In 1966, as he was a 21-year-old engineering student at Stanford University in California, when he learned that his father had passed away in India; he went back to India to attend his father's funeral (his father died at the age of 51) and discovered that his father had picked him to run the company (Ivaravl, 2010).
Some biographies say he abandoned his Stanford education to jump start his father's company, others say he graduated; for example, Gale Biography in Context (2012) claims he got a "bachelor's degree in arts and science"; The Gale Biography in Context (2003) reports that he interrupted his engineering studies "midway through his degree at Stanford" when his father died. Michigan State University (which invited him to speak to the graduating class in 2014), claims he is "a graduate in electrical engineering" from Stanford (States New Service, 2014).
The company his father had launched was Western India Vegetable Products (producing cooking oil); it was a business "in shambles," Ivaravl writes, but Premji had strong entrepreneurship in his blood because besides his father's knack for starting businesses, his grandfather had founded "one of the largest rice-trading businesses in India (Ivaravl).
The 21-year-old Premji dug in and began to diversify the company, moving it away from strictly producing vegetable oil and laundry soap into such products as shoes, baby products, light bulbs and toiletries; in time he began producing healthcare technology and person computers (Gale Biography in Context, 2003). '
Premji changed the name of his father's company to Western India Products (Wipro) in 1977, and by the year 2000 Wipro had become a "global leader in software solutions" and contracted with General Electric and Cisco to provide servers and routers. "He is an incredibly shrewd businessman" and specializes in outsourcing computer software with "an army of low-cost but highly skilled workers" (Gale Biography in Context, 2003).

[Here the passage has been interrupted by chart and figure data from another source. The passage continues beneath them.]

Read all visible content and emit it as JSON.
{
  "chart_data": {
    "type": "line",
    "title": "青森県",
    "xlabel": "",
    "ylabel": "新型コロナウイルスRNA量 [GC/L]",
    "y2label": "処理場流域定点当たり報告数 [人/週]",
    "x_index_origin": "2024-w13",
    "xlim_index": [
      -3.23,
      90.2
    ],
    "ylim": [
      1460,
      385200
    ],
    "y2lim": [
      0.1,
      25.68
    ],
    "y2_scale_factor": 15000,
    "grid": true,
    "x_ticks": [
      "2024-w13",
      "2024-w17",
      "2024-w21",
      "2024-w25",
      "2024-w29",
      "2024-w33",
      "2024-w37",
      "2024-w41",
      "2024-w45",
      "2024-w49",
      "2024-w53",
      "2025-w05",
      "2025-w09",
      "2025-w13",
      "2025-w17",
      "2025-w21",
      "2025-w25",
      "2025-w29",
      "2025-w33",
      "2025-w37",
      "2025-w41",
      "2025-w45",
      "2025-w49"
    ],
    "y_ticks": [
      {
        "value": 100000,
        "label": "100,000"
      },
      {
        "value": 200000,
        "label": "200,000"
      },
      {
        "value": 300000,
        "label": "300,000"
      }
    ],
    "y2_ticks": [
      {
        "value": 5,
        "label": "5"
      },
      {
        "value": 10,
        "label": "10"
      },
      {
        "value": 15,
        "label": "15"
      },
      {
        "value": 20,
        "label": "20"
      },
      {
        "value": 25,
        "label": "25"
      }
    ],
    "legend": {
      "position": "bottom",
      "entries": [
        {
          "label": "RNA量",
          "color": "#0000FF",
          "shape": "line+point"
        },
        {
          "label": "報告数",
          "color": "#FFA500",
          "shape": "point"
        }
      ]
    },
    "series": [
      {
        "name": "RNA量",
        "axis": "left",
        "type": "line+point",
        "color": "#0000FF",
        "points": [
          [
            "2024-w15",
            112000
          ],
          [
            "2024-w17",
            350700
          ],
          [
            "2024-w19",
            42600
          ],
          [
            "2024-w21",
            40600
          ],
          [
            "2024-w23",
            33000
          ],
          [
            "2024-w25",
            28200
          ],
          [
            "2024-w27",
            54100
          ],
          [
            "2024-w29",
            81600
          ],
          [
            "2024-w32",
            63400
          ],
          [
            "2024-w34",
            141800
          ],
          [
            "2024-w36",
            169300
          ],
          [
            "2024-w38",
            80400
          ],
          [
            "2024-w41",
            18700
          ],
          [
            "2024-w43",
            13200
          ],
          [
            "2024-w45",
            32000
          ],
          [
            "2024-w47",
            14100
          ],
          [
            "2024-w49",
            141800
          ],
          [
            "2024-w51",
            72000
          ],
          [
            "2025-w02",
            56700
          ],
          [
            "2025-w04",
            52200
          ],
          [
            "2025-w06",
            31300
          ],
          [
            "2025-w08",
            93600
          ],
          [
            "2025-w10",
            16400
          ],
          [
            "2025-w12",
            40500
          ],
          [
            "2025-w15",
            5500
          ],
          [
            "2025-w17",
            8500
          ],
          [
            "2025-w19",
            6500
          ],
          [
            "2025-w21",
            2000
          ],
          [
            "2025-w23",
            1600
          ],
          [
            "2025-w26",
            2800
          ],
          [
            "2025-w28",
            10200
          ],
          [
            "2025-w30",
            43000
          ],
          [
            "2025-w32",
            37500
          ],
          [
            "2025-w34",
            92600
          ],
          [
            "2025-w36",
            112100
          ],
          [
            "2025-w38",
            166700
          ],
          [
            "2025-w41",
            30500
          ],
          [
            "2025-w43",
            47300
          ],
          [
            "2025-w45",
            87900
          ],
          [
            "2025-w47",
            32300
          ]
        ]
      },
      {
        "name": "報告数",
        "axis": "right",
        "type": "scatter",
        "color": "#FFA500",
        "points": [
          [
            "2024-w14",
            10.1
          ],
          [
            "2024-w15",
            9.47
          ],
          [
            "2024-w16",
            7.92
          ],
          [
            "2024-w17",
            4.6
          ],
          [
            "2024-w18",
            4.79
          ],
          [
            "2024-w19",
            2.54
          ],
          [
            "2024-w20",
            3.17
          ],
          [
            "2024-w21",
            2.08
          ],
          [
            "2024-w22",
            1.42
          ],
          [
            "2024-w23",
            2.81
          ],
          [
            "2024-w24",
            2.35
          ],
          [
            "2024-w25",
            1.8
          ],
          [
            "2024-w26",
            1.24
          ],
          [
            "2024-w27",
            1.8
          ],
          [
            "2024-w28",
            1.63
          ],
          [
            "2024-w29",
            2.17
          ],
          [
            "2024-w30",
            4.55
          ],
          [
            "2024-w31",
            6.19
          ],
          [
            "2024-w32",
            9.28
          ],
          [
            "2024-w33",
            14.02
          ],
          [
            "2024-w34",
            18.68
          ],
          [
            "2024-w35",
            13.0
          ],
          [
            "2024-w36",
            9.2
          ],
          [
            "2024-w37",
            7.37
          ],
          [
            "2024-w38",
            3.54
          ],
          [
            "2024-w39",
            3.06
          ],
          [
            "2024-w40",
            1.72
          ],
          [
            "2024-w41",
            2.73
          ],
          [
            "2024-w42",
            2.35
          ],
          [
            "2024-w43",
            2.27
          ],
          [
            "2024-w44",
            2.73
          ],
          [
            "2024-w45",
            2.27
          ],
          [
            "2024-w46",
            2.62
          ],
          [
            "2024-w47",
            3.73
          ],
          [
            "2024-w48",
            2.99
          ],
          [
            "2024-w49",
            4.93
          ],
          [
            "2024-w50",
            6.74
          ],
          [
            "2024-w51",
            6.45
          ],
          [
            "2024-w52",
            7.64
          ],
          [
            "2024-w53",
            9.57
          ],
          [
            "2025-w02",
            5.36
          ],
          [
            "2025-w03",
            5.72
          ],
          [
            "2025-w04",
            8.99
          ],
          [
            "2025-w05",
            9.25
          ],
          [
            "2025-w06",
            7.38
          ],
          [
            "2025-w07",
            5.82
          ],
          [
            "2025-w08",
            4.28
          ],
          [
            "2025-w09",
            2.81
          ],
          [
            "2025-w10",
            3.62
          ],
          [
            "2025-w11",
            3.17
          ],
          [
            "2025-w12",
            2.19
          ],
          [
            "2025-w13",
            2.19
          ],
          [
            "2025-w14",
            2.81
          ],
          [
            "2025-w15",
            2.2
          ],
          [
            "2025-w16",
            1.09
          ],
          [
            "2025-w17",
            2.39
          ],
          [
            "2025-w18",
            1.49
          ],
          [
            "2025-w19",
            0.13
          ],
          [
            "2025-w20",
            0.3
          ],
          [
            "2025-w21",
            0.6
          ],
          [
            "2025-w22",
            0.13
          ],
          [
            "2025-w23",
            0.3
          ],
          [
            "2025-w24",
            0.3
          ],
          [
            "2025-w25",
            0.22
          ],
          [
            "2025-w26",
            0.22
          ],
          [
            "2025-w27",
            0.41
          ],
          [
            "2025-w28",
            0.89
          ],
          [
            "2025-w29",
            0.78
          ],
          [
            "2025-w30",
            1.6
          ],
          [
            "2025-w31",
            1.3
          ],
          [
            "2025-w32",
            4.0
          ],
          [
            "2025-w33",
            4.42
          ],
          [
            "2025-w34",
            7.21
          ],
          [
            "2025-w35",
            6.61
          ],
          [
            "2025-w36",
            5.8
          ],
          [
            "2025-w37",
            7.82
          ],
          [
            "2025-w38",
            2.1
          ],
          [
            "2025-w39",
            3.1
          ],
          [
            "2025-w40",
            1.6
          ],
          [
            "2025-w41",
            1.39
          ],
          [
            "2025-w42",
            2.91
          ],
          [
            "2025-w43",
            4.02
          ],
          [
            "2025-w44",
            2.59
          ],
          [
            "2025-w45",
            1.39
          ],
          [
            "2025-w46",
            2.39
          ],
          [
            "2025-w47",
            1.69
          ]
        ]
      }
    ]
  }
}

His leadership style is based on values and ethics. He is a billionaire many times over and is one of the richest men in India albeit he drives an old car, flies business class, and stays in modest hotels (Gee, 2008). His Wipro company has 95,000 employees and "shaves expenses in thousands of ways, day in and day out" (Gee).
His foundation, the Azim Premji Foundation, has spent millions of dollars helping primary school education in India, "with a special emphasis on girls"; the company also provides disaster relief when there are emergencies in India (Gee). His foundation also provides funding for 1,700 NGOs (non-governmental organizations) in India.